An NFT is a type of digital asset that is part of a blockchain and acts as a certificate of ownership for specific items. These items can be images, videoes, music, gifs, even tweets and articles.
Unlike cryptocurrencies, which are interchangeable or fungible, and can be broken into smaller parts, NFTs are non-fungible and cannot be replaced with something else. Each NFT is unique.
When it comes to NFT art, the token is not the work itself.
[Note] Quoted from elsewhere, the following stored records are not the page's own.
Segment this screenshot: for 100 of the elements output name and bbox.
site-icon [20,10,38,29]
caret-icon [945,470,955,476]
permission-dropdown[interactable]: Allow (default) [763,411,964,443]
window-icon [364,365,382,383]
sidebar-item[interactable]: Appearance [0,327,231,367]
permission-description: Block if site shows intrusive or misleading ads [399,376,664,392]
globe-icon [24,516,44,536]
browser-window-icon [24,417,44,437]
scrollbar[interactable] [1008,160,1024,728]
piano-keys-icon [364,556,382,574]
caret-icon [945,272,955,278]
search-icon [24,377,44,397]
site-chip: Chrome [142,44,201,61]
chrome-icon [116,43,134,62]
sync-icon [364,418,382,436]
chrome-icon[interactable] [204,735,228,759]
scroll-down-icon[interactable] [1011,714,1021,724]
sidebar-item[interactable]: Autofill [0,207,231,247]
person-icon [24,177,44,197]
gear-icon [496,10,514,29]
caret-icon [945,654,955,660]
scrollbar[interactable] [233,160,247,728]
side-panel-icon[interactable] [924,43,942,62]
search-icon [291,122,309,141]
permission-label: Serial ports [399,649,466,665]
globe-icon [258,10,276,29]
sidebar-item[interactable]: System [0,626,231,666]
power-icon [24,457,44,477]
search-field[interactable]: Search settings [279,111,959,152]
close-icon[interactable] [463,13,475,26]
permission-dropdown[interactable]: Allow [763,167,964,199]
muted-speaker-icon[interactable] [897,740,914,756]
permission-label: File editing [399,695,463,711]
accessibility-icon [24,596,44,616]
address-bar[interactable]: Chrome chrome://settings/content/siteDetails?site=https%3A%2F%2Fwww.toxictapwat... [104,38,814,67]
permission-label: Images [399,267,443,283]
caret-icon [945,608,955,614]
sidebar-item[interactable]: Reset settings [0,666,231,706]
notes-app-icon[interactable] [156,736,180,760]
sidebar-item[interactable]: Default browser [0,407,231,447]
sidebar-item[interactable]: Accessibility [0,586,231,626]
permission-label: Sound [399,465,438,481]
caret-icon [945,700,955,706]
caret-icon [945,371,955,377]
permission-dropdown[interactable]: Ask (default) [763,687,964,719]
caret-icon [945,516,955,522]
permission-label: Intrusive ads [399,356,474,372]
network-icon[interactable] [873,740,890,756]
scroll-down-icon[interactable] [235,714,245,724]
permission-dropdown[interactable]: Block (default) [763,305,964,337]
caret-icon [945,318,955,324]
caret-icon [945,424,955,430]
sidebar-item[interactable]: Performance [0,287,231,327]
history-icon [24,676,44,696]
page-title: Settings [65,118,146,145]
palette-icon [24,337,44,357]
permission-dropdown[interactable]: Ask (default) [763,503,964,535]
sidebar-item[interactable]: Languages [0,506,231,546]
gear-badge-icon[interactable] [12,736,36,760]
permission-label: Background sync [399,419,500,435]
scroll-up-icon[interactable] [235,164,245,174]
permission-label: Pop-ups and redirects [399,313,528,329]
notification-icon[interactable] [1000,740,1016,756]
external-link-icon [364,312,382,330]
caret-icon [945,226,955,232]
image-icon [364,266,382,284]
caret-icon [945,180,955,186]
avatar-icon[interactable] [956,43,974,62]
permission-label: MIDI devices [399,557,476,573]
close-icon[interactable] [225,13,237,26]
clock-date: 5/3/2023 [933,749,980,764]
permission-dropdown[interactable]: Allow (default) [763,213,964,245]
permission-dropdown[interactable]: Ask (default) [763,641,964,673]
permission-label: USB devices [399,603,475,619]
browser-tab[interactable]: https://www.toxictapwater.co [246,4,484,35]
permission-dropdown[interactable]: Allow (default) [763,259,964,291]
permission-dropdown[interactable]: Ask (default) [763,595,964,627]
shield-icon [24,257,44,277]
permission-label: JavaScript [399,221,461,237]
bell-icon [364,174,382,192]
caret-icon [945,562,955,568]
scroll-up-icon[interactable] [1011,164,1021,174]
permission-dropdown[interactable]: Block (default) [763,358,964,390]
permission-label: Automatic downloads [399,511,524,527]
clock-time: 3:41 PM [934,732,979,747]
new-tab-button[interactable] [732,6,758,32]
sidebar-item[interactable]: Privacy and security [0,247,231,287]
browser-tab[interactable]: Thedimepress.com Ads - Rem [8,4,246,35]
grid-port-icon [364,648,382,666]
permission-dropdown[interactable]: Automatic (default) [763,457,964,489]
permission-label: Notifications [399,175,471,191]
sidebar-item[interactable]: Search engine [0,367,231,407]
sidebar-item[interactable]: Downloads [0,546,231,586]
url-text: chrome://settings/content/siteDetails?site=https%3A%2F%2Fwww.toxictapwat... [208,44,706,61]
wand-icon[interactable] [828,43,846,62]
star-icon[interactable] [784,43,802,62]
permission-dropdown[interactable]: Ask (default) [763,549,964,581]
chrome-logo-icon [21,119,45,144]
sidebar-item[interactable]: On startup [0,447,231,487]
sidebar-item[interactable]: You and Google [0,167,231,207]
Rather, it is the digital certificate that represents ownership of the work. Cryptoart is another term for NFT art (though not all NFTs are artworks).
How do I buy an NFT?
The process differs according to the platform from which you buy.
Interested buyers will need to have a digital wallet into which they can add money or store cryptocurrency to purchase NFTs online.
They can be bought on marketplaces such as OpenSea, Nifty Gateway, Rarible, SuperRare and more. Some of the marketplaces are more selective about the work they approve and display than others.
How do I make an NFT?
Artists and creators can “mint” – upload and certify – digital media such as videos, animations, music and images on a blockchain, with the Ethereum blockchain being the most popular.
To do this, they need to have a digital wallet and mint their works on the online marketplaces mentioned above.
Once it exists on the blockchain, the NFT theoretically remains there permanently (as long as the chain exists, too).
What has been the impact of NFTs on the art world?
NFTs present an opportunity for digital artists to sell works that previously did not have a big market. The technology allows these digital works, which can be easily downloaded and duplicated, to have a certified “original” and a way to claim ownership.
Artists will still need to register copyrights for their work to protect themselves against counterfeiters, but NFTs allow collectors to buy and resell works like they would paintings, sculptures and other physical items.
Another advantage with NFTs – and possibly the biggest game-changer for artists – is that creators can continue to earn a percentage of the resale of their works. This differs from the traditional art market, where artworks are sold through auction houses and galleries to collectors, who can then resell them for much higher prices without having to give artists any royalties.
NFTs allow artists to keep earning from their work in perpetuity.
What are the environmental concerns with NFTs?
There are several, including the environmental costs around cryptocurrency and blockchain. It is not the NFTs themselves that are producing carbon emissions, but the underlying blockchain technology that has been criticised for fuelling greenhouse gas emissions.
When artists mint an NFT or upload their work, the process of adding that asset to the blockchain requires a lot of computing energy. This is even truer for heavier artwork files.
Computational artist Memo Akten has calculated that the carbon footprint of an average NFT is the same as a month's worth of electricity for a person living in the EU. Akten arrived at this figure after analysing 18,000 NFTs.
While talks of powering mining operations with clean sources are under way, the ecological costs of blockchain technology remain high. There is also a movement towards “Clean NFTs” online, which involves taking small steps to help alleviate the carbon footprint of each work, such as minting an NFT only when the artwork is ready to be purchased and using more energy-efficient blockchains rather than Ethereum.